Фиолетово-черные, как переспевшие сливы, глаза мулатки неожиданно прожгли меня так, что я вздрогнула. Лавинья глядела без злости, но так пристально (и, пожалуй, даже удивлённо – мол, что это за дурость я сморозила), что мне захотелось поёжиться.
– Всегда. И с тобой. И с Маром твоим.
– Что? – изумилась я. У меня возникло жутковатое ощущение, что Лавинья читает мои мысли.
– Не гляди на Мара да Луна. Он что-то от тебя хочет. И ты от него – тоже. Ты же это знаешь, правда? Но он не твой. Не для того, что ты думаешь. А твой – не с тобой.

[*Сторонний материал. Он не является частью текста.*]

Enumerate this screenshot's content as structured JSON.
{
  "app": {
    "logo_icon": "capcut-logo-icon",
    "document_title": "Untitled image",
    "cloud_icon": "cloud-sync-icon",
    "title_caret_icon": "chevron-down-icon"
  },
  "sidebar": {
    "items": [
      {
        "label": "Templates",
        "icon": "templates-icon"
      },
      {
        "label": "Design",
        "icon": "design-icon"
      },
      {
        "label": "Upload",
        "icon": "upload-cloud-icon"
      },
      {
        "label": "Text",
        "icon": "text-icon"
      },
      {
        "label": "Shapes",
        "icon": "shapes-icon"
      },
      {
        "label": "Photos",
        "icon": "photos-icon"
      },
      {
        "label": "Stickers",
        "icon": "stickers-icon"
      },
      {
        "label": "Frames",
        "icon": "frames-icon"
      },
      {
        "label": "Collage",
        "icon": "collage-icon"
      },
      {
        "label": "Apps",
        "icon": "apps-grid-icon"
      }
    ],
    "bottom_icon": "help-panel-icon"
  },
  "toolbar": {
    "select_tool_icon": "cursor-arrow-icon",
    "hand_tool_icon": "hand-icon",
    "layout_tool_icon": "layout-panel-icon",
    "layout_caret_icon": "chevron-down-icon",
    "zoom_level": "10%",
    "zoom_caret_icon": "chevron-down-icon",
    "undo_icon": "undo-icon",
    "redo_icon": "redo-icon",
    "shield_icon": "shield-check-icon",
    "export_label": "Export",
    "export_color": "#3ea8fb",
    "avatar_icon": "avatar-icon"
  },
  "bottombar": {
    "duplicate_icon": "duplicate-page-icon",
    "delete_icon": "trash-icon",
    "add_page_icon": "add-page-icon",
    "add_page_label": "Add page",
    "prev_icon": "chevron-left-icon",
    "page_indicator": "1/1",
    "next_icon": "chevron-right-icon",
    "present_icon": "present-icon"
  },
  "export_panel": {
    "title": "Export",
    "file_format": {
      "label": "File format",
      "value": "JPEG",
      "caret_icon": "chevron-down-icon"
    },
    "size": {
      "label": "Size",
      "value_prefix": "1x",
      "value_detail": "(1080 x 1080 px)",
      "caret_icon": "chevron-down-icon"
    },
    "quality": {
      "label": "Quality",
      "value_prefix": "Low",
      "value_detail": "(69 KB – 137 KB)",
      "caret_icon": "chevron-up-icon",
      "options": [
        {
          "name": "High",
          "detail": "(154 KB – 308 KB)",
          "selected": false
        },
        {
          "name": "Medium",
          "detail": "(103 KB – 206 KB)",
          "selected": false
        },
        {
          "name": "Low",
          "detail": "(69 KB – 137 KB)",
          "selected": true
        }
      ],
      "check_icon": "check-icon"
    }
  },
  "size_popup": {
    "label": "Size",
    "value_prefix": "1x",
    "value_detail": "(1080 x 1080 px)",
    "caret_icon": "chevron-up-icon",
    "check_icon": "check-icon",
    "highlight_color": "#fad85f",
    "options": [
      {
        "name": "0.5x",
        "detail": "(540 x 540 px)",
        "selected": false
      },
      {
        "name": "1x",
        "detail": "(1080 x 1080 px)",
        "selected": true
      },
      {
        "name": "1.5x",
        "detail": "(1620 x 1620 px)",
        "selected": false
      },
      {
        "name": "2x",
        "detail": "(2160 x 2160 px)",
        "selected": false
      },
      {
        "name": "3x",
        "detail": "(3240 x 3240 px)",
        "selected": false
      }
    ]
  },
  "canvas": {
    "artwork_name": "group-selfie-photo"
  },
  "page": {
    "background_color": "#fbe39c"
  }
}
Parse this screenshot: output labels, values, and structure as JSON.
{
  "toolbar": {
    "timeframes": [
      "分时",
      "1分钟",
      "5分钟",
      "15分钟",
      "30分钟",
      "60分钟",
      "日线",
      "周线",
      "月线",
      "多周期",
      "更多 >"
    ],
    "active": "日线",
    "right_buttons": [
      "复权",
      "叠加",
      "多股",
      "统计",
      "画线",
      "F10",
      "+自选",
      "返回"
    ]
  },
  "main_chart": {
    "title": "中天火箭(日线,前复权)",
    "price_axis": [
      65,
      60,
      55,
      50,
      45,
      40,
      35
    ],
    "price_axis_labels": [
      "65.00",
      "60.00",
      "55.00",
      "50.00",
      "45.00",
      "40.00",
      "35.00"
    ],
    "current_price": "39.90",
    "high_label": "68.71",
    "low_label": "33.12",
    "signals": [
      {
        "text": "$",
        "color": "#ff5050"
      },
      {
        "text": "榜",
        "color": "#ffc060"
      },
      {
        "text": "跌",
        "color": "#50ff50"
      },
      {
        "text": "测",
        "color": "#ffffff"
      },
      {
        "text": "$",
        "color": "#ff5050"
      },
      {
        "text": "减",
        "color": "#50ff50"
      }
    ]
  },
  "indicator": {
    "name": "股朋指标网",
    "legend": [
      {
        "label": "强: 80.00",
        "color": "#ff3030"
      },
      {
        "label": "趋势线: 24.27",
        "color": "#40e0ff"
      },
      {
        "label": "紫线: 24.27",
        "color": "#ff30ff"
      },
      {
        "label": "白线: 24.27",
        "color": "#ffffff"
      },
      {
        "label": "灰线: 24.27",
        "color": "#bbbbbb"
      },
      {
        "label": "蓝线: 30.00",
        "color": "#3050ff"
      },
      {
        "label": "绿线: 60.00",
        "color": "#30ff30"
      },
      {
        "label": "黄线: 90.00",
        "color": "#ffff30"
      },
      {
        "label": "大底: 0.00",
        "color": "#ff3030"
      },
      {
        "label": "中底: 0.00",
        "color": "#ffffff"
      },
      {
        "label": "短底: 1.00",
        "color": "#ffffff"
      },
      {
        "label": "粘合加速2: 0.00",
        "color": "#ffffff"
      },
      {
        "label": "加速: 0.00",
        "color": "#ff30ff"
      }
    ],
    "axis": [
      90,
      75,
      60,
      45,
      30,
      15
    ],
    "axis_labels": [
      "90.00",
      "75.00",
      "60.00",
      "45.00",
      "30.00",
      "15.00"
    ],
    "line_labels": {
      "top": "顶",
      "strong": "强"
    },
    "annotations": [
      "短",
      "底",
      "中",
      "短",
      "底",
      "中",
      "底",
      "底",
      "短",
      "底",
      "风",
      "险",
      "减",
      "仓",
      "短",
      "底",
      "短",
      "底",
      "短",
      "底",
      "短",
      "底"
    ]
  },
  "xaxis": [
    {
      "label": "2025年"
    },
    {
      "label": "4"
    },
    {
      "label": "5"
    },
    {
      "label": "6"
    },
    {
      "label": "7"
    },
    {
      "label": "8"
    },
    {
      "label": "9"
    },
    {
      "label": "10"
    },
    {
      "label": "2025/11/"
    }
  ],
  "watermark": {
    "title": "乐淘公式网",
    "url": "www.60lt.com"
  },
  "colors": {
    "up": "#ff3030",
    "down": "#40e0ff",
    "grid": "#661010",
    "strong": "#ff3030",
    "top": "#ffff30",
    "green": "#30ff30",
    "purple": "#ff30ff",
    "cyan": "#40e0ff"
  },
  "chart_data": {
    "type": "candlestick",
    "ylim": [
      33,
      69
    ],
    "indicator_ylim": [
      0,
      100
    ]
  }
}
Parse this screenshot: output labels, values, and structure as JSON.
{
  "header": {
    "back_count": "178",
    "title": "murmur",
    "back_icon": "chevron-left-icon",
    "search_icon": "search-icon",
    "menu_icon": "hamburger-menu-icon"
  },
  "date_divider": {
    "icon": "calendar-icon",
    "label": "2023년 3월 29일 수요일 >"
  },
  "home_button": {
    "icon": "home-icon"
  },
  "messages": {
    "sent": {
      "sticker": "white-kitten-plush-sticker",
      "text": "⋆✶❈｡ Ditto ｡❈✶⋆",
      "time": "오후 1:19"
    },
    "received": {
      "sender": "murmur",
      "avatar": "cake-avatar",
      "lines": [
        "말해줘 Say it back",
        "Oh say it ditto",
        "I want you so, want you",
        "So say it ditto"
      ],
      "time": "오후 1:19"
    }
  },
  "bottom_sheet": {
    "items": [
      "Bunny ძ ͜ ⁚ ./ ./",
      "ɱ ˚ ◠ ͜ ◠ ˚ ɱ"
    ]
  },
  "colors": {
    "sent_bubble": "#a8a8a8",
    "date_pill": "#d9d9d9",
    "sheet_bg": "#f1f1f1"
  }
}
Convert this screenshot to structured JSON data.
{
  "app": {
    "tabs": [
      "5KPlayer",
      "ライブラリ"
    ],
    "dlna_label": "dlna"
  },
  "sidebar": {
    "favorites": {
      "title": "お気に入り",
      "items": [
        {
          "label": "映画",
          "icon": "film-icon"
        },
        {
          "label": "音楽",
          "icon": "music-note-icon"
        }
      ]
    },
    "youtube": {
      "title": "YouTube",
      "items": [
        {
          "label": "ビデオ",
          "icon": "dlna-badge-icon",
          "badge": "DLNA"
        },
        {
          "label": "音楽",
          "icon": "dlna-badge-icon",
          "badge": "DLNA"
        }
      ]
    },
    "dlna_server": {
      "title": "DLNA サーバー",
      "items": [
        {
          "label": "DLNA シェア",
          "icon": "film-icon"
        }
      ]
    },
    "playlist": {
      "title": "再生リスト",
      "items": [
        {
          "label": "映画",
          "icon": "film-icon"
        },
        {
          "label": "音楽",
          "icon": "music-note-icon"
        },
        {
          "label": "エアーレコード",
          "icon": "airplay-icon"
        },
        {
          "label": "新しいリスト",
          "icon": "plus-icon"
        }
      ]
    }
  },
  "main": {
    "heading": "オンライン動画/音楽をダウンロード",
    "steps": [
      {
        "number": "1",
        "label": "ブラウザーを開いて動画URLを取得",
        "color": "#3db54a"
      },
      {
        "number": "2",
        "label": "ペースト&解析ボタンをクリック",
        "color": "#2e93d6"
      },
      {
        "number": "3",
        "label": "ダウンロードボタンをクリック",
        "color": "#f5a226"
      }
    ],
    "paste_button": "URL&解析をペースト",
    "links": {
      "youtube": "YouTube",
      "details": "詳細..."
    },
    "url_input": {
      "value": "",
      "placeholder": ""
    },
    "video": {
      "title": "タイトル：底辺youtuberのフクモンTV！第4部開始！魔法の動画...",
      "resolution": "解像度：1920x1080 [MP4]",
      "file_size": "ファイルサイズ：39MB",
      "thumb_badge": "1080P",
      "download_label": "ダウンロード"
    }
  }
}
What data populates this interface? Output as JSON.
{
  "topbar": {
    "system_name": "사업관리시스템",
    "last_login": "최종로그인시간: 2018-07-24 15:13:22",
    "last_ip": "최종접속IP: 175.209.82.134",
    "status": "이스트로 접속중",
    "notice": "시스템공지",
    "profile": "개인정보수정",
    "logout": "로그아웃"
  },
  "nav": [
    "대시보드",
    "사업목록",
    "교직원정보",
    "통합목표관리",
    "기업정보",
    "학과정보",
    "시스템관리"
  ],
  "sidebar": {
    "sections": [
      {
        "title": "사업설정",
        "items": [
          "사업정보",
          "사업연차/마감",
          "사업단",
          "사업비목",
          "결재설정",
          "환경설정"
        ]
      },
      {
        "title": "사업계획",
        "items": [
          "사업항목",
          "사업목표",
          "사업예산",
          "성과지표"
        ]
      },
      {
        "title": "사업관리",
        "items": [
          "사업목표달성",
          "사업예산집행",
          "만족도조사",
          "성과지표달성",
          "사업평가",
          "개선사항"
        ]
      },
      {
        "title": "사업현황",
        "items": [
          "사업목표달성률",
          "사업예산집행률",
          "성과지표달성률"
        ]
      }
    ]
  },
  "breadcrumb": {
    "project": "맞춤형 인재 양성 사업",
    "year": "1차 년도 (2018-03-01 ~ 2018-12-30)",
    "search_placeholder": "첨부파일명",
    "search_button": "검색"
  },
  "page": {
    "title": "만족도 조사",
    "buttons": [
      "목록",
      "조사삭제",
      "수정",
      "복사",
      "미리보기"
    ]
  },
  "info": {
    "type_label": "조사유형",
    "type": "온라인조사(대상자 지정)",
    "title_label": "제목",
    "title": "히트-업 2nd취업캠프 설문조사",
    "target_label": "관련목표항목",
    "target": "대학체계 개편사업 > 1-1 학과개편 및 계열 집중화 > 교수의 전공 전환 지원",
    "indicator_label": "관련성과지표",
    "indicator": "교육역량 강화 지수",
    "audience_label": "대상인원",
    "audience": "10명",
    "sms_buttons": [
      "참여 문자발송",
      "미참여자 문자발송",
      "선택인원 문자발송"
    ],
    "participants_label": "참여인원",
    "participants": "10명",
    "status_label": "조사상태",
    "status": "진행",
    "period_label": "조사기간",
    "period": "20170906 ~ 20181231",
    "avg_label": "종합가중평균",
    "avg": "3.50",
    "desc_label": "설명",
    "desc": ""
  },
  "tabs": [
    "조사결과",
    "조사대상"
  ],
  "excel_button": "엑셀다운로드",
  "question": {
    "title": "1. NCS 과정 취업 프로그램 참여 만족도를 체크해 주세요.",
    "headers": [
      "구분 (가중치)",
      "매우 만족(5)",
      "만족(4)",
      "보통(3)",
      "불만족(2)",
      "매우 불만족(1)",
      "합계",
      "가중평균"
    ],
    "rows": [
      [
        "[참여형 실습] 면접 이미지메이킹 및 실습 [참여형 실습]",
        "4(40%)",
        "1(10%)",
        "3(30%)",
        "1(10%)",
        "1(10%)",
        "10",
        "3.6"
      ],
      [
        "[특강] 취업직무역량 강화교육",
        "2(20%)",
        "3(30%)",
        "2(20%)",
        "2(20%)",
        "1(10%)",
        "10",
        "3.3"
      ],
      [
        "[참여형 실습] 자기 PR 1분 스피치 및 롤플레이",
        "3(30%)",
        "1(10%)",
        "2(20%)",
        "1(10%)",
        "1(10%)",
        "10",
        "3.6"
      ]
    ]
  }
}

Проницательность этой женщины и суть её слов повергли меня в шок – хотя я и раньше не раз советовалась с ней в разных щекотливых вопросах, всегда поражаясь её наблюдательности и умению делать выводы.
– Твой – не с тобой, – повторила Лавинья, смягчаясь, – Это только дуры тебя сватать могут. А любой умной видно – ты разве что с тоски другому на шею кинешься. Вот почему и говорю тебе это – затосковала ты, Санда. Окончательно. То ли я не вижу, как ты по сторонам зыркаешь – голодному волку сухарь за овцу. Что-то серьёзное у тебя позади. Но дело твоё, хочешь – делай ошибку. Только ты этого паренька сожжёшь. Слабый он для тебя. А тебе защитник нужен тебе под стать.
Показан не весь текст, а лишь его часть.